My husband will be the first to tell you I never watch his films. This is not true, but it’s also not completely false. Dude’s made a lot of docs, must I watch every single one?
He’s been talking about a documentary on the migrants, Exode (Exodus), for two years. He previewed it for his mother this summer, but I didn’t get to see it myself. To be completely honest, I wasn’t sure I wanted to watch something depressing about Syrian refugees.
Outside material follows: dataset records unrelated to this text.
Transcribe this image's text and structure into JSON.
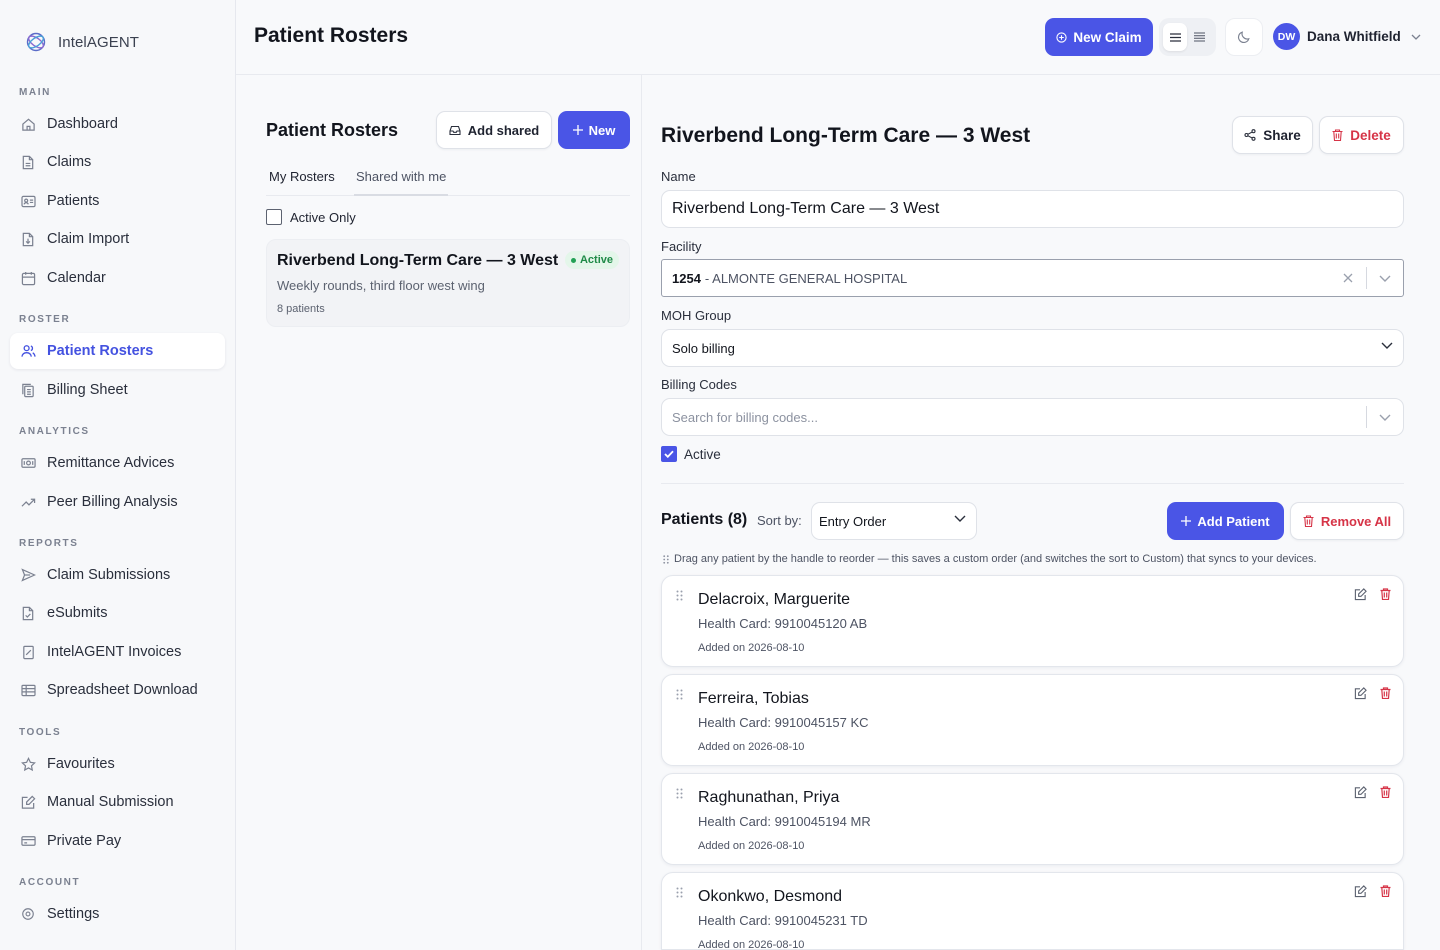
{
  "app": {
    "name": "IntelAGENT"
  },
  "header": {
    "title": "Patient Rosters",
    "new_claim": "New Claim",
    "user": {
      "initials": "DW",
      "name": "Dana Whitfield"
    }
  },
  "sidebar": {
    "sections": {
      "main": "MAIN",
      "roster": "ROSTER",
      "analytics": "ANALYTICS",
      "reports": "REPORTS",
      "tools": "TOOLS",
      "account": "ACCOUNT"
    },
    "items": {
      "dashboard": "Dashboard",
      "claims": "Claims",
      "patients": "Patients",
      "claim_import": "Claim Import",
      "calendar": "Calendar",
      "patient_rosters": "Patient Rosters",
      "billing_sheet": "Billing Sheet",
      "remittance_advices": "Remittance Advices",
      "peer_billing_analysis": "Peer Billing Analysis",
      "claim_submissions": "Claim Submissions",
      "esubmits": "eSubmits",
      "intelagent_invoices": "IntelAGENT Invoices",
      "spreadsheet_download": "Spreadsheet Download",
      "favourites": "Favourites",
      "manual_submission": "Manual Submission",
      "private_pay": "Private Pay",
      "settings": "Settings"
    }
  },
  "roster_list": {
    "title": "Patient Rosters",
    "add_shared": "Add shared",
    "new": "New",
    "tabs": {
      "my": "My Rosters",
      "shared": "Shared with me"
    },
    "active_only": "Active Only",
    "card": {
      "name": "Riverbend Long-Term Care — 3 West",
      "badge": "Active",
      "description": "Weekly rounds, third floor west wing",
      "count": "8 patients"
    }
  },
  "detail": {
    "title": "Riverbend Long-Term Care — 3 West",
    "share": "Share",
    "delete": "Delete",
    "name_label": "Name",
    "name_value": "Riverbend Long-Term Care — 3 West",
    "facility_label": "Facility",
    "facility_code": "1254",
    "facility_name": "- ALMONTE GENERAL HOSPITAL",
    "moh_label": "MOH Group",
    "moh_value": "Solo billing",
    "billing_label": "Billing Codes",
    "billing_placeholder": "Search for billing codes...",
    "active_label": "Active",
    "patients_title": "Patients (8)",
    "sort_label": "Sort by:",
    "sort_value": "Entry Order",
    "add_patient": "Add Patient",
    "remove_all": "Remove All",
    "hint": "Drag any patient by the handle to reorder — this saves a custom order (and switches the sort to Custom) that syncs to your devices."
  },
  "patients": [
    {
      "name": "Delacroix, Marguerite",
      "health_card": "Health Card: 9910045120 AB",
      "added": "Added on 2026-08-10"
    },
    {
      "name": "Ferreira, Tobias",
      "health_card": "Health Card: 9910045157 KC",
      "added": "Added on 2026-08-10"
    },
    {
      "name": "Raghunathan, Priya",
      "health_card": "Health Card: 9910045194 MR",
      "added": "Added on 2026-08-10"
    },
    {
      "name": "Okonkwo, Desmond",
      "health_card": "Health Card: 9910045231 TD",
      "added": "Added on 2026-08-10"
    }
  ],
  "colors": {
    "accent": "#4a55e6",
    "danger": "#d63447",
    "success": "#1e8a47"
  }
}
Haven’t we all seen and read enough over the past few years?
The answer to that is: No.
No, there will never be enough said, written or filmed about the migrant crisis until it has been handled à la Olivia Pope (though maybe without the lying, intimidating and killing parts).
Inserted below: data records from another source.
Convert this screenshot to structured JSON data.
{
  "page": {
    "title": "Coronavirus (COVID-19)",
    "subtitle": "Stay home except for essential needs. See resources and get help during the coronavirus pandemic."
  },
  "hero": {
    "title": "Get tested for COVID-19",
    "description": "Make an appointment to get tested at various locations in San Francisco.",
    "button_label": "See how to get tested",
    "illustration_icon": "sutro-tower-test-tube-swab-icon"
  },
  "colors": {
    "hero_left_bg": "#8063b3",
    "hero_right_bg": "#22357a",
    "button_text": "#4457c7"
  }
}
What Exode does brilliantly is give a human face and heart to the staggering statistics: Over one million migrants arrived in Europe last year. And though we know the reasons people are fleeing their home countries—war, poverty, oppression, devastation—it’s easy to file away with all the other unpleasant things we don’t want to think about: what’s for dinner, why our pants don’t fit anymore, Kim Kardashian being robbed.
I’m joking, but I’m also not. We’re so hyperconnected that everything we could possibly want to know (and not know) is at our fingertips at all times. It’s miraculous, really. It’s also dangerous. When facts and truth aren’t distinguishable from gossip and opinion, when news and entertainment are synonymous, we get a world where a movie star divorce gets more media coverage—and mind space—than police brutality and baby refugees. Brangelina’s separation is obviously easier to digest than the human casualties of a never-ending war, but are we toddlers who’ll choose bonbons over broccoli every time? Are we hoping that if we bury our heads in brainless entertainment, the people begging for help on our doorsteps will just go away?
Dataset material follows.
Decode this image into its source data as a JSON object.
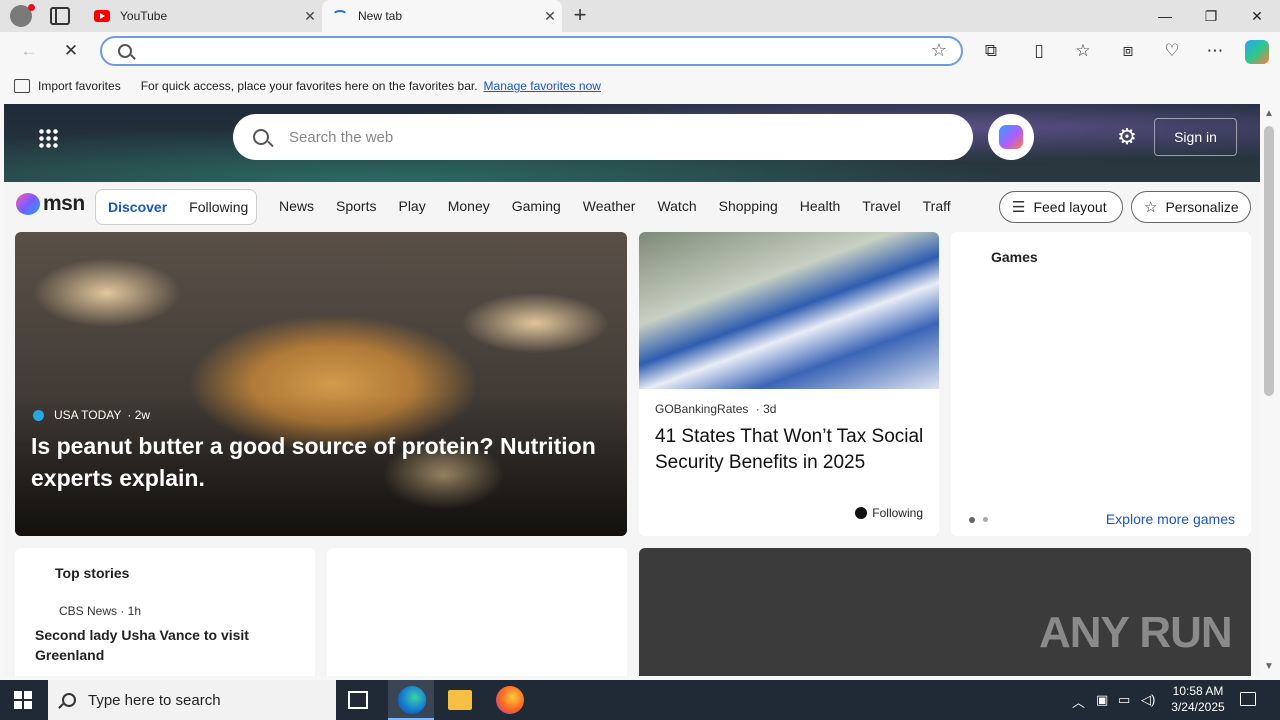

I urge everyone to watch Exode tonight and think about what it means to live in such glorious excess while remaining blissfully unaware of the human cost of that willful ignorance. I couldn’t stop thinking about our luxurious Greek vacation this summer, my complaints about having to take a 6am ferry, when a few islands over, families just like ours were crossing the cold, choppy waters in an overloaded dinghy to wind up in a camp without enough food and supplies for everyone. All before they left by foot, babies in tow, to reach a Europe that was trying to keep them out.
Yes, you’ll feel wrung out after the film, but you’ll also feel closer to your humanity and moved to make this world better. I know not everyone has Canal+, but if you do or someone you know does, please watch this extraordinary film. I hope it will soon get wider distribution because I believe everyone in the world needs to see it. Exode has deeply affected and changed me—and it will you, too.